Quel bonheur de dire que nous avions roulé le 6 juillet sur l’autoroute de l’Ouest, l’autoroute de Normandie, rejoindre Trappes-Mantes-la-Jolie-bientôt Vernon, puis filer sur Rouen, Caen, Cherbourg. Une aventure proche du western dans ce tube sans fin, un tuyau noir comme un pot d’échappement, enfumé jour et nuit et qui nous faisait peur. La panne d’essence ! L’accident, faire des tonneaux successifs comme Alain Delon dans Sois belle et tais-toi avec cette fameuse Renault 4CV de l’île Seguin.
Et d’arriver en face de la presqu’ile de Tatihou, lieu d’enfermement des garçons indisciplinés, puis un tour sur le nez de Jobourg pour apercevoir l’île de Guernesey, ah les Anglais ! La mer enfin, ramasser les bulots, apprendre à nager.
La route serait longue. Elle sera préparée dès six heures du matin : faire des essais de démarrage à la manivelle de la 4 CV, une tige de fer glissée dans la bouche du moteur en levant les yeux au ciel : pourvu qu’elle démarre ! Rater les cinq premiers coups de poignet. S’y reprendre à dix fois, une source d’énervement qui provoquait l’allumage d’une Gitane Maïs de la mère. Encore une.
Le départ en vacances était précédé de vérifications indispensables, l’état des bougies, la galerie sur le toit bien arrimée, les sandows pour retenir la bâche couvrant les valises, « attention aux crochets ! », les pneus à gonfler avec la pompe – coincée sous le siège avant – non loin de la manivelle.

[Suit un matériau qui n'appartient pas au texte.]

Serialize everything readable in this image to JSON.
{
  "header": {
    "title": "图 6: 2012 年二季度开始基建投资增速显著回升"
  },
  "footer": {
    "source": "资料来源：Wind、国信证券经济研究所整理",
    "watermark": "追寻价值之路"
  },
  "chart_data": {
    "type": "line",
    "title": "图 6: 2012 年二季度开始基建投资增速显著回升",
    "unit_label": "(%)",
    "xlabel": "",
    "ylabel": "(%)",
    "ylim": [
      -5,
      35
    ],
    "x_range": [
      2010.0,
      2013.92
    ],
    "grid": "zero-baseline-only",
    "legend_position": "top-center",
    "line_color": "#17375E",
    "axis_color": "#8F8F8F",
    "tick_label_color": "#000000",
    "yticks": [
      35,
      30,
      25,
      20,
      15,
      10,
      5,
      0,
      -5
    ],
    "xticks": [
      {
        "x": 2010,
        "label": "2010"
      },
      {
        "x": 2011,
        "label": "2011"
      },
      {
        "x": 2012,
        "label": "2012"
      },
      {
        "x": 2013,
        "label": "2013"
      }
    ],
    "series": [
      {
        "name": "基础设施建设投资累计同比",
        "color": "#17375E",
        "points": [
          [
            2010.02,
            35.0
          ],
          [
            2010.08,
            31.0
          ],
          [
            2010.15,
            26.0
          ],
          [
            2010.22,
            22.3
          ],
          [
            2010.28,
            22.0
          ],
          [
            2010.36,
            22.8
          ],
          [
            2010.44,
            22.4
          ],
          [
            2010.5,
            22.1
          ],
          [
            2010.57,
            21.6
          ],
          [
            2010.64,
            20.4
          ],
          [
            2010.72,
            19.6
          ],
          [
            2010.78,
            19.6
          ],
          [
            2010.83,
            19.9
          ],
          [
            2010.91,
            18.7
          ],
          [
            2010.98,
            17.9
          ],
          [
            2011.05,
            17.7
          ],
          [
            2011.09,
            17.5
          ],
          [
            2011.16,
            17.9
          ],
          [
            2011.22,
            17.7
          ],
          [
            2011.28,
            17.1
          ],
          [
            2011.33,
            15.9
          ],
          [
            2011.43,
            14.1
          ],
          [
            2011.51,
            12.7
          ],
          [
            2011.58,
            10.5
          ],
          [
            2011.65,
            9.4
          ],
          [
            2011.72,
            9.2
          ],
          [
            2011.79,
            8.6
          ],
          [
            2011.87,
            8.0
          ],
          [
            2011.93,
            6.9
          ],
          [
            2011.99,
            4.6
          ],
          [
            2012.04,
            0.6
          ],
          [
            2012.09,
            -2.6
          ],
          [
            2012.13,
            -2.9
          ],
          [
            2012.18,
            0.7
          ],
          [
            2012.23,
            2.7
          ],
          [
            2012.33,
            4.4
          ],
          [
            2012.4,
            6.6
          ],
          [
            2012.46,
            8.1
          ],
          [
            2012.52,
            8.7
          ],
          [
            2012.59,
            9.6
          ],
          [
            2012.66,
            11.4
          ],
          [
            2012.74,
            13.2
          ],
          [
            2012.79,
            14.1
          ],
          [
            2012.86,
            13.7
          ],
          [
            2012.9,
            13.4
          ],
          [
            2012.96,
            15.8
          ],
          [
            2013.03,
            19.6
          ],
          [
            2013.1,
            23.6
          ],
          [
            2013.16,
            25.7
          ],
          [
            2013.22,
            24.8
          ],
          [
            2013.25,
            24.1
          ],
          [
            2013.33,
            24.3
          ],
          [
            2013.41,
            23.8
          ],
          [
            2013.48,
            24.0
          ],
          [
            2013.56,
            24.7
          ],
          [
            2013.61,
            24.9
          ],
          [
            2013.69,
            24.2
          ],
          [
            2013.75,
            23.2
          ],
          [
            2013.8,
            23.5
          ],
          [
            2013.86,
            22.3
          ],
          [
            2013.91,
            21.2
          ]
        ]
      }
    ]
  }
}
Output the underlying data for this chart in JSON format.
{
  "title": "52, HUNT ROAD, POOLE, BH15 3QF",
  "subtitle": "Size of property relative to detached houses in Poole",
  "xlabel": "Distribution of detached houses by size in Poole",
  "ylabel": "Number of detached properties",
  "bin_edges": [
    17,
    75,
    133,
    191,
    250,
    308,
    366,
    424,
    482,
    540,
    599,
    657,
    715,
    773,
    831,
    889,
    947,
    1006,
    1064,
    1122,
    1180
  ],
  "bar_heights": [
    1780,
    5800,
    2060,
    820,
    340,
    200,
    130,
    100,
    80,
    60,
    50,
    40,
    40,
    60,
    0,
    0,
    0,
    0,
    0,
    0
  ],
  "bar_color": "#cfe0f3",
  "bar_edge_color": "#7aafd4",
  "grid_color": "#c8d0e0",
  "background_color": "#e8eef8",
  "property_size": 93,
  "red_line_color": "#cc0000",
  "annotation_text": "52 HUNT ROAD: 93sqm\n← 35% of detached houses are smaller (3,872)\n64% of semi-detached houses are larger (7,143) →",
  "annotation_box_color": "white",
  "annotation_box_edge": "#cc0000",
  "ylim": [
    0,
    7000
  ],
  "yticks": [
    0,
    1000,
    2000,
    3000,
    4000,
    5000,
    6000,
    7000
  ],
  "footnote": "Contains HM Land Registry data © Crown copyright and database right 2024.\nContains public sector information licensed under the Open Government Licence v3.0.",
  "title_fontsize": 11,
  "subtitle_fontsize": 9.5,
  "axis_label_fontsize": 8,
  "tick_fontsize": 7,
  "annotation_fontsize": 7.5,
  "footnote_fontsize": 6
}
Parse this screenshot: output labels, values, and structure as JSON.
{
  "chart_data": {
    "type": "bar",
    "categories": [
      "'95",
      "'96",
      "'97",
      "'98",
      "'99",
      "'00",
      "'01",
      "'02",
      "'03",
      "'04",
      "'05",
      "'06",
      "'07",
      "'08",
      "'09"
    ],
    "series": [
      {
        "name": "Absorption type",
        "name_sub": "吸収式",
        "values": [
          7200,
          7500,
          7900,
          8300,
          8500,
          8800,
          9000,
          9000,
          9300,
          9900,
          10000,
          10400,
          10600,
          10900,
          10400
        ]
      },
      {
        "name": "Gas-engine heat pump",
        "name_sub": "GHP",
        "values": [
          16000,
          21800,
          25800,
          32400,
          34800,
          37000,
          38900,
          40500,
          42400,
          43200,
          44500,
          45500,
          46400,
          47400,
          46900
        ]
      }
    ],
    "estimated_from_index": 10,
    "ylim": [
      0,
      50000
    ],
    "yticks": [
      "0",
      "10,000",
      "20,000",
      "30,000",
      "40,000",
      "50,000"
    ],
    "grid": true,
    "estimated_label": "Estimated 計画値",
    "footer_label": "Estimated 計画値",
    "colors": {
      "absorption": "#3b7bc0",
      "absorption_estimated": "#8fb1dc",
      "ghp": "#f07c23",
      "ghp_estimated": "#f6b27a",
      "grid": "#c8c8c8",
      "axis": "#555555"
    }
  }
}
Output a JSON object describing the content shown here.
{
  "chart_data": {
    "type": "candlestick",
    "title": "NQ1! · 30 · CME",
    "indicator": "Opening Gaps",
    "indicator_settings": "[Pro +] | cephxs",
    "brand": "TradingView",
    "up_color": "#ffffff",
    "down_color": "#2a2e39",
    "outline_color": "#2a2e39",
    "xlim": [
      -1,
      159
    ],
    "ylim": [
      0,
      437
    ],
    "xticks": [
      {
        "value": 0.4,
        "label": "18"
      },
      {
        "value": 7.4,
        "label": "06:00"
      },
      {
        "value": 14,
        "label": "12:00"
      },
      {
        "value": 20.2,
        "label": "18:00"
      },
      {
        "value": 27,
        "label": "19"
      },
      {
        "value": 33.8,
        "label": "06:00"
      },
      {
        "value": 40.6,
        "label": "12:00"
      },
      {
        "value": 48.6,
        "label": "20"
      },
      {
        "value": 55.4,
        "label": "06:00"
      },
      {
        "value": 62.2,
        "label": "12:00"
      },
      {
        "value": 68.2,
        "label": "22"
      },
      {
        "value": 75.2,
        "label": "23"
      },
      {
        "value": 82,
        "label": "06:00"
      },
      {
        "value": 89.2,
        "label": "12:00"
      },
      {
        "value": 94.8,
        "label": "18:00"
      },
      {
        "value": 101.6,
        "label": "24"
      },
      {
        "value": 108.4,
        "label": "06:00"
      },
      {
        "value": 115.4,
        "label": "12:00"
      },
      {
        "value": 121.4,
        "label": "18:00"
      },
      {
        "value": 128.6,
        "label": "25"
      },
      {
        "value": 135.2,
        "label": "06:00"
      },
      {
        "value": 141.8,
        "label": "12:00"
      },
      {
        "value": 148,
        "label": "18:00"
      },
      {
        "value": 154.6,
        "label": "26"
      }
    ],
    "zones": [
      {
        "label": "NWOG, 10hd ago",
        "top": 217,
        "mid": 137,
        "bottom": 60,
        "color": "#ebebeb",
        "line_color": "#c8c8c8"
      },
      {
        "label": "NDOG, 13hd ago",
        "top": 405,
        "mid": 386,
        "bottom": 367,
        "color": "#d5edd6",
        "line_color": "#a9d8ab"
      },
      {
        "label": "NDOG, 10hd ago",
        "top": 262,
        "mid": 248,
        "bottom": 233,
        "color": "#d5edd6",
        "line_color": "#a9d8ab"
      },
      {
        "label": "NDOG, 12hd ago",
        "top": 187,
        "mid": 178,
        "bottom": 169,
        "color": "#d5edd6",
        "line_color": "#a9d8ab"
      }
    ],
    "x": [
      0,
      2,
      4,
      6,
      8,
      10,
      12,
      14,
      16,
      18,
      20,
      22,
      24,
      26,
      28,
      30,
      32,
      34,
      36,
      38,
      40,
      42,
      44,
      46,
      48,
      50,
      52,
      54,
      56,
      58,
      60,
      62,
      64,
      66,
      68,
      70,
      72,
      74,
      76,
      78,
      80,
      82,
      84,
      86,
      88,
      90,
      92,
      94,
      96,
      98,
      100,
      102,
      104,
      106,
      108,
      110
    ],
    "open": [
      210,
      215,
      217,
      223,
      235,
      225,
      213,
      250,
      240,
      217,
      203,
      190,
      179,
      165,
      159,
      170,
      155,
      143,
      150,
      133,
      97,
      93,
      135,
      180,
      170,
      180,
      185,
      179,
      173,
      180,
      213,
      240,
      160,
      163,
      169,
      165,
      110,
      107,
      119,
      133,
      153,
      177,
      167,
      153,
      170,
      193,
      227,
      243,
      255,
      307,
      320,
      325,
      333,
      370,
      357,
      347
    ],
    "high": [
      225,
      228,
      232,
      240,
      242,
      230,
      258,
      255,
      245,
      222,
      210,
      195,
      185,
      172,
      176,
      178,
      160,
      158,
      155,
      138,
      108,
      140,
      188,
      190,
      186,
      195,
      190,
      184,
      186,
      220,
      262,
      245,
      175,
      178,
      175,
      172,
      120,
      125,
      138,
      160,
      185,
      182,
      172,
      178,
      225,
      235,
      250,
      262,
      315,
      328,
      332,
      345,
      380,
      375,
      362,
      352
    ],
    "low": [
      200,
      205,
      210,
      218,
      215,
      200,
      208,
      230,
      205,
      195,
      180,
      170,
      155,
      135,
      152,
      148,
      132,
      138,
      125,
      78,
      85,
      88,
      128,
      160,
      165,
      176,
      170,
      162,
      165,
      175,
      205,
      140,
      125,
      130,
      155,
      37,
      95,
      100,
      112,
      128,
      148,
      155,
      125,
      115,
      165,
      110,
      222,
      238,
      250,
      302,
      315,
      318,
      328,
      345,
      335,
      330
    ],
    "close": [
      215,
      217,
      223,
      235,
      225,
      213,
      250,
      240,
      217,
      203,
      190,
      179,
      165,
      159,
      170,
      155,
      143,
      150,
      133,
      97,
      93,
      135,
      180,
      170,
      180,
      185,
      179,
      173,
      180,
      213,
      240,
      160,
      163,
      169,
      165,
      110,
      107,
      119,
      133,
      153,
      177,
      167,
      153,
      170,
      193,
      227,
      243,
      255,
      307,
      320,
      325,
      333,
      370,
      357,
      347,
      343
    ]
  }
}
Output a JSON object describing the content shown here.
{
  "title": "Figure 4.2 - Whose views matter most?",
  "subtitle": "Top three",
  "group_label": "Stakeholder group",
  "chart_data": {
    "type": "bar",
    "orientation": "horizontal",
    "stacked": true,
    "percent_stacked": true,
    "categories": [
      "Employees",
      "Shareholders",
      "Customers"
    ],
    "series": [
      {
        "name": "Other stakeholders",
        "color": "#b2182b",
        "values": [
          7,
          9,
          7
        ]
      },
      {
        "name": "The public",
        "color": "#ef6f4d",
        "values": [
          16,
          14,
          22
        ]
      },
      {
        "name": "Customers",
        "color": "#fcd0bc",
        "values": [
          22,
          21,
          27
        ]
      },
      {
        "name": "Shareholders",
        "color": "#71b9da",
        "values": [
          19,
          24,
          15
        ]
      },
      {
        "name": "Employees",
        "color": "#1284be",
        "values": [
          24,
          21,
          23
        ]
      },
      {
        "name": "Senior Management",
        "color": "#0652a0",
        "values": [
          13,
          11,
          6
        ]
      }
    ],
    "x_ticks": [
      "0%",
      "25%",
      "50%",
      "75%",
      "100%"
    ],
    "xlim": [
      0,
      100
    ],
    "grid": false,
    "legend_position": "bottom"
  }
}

Le chauffeur – mon père – exigeait le silence en voiture. Nous savions que jurons, râles et sueur dureraient toute la journée. Sur le trottoir, nous restions curieux et distants. Et toujours cette image de cette flaque de sang absorbée par le bitume, les coups de craie blanche au sol pour dessiner le sens du corps allongé. Celui d’un Algérien, disait la boulangère. « Ils étaient deux musulmans algériens. Les gardiens ont tiré sur l’un d’eux, Slimane. Son compagnon s’est enfui. » Mon camarade de classe portait le même prénom. Je ne comprenais pas.
Un regard sur la pointe des pieds, un œil sous le capot gueule ouverte. Il faut d’abord ouvrir le robinet pour faire couler l’essence vers le moteur. Attendre. Tourner la manivelle plusieurs fois pour créer une étincelle qui va aller vers la bougie. Recommencer. Fermer le robinet qui étouffe le moteur. Attendre. Démonter les bougies pour les sécher. Revisser. Attendre. Dernier coup de manivelle avant abandon. Retour à la maison. Attendre. Surtout ne pas commenter ! Prendre l’air triste. Penser aux voisins qui nous regardent en mode : où allez-vous ? En Normandie… les lions dessinés sur la boite à camembert ? C’est la Méditerranée ?
Je me souviens de cette fierté : en prononçant « l’autoroute de l’Ouest », j’annonçais une épopée, genre caravane fantastique à l’assaut des paysages. Sans avouer que le tracé autoroutier s’interrompait brutalement à Mantes-la-Jolie. Une chute sur cette interminable nationale 13 à deux voies, sans ligne jaune ni éclairage. Et cette voiture à la direction tremblante, une boîte de vitesse qui claque, l’arrêt d’urgence pour mettre de l’huile moteur et ses vibrations à vomir. Ce qui ne manquait pas.
En passant devant le kiosque de la rue des Quatre Cheminées à Boulogne-Billancourt, France-Soir titrait : « Huit millions de véhicules automobiles en 1960 », Le Figaro : « Le plus beau réseau routier du monde ! ». Quelle fierté de rejoindre le Cotentin par la grande porte.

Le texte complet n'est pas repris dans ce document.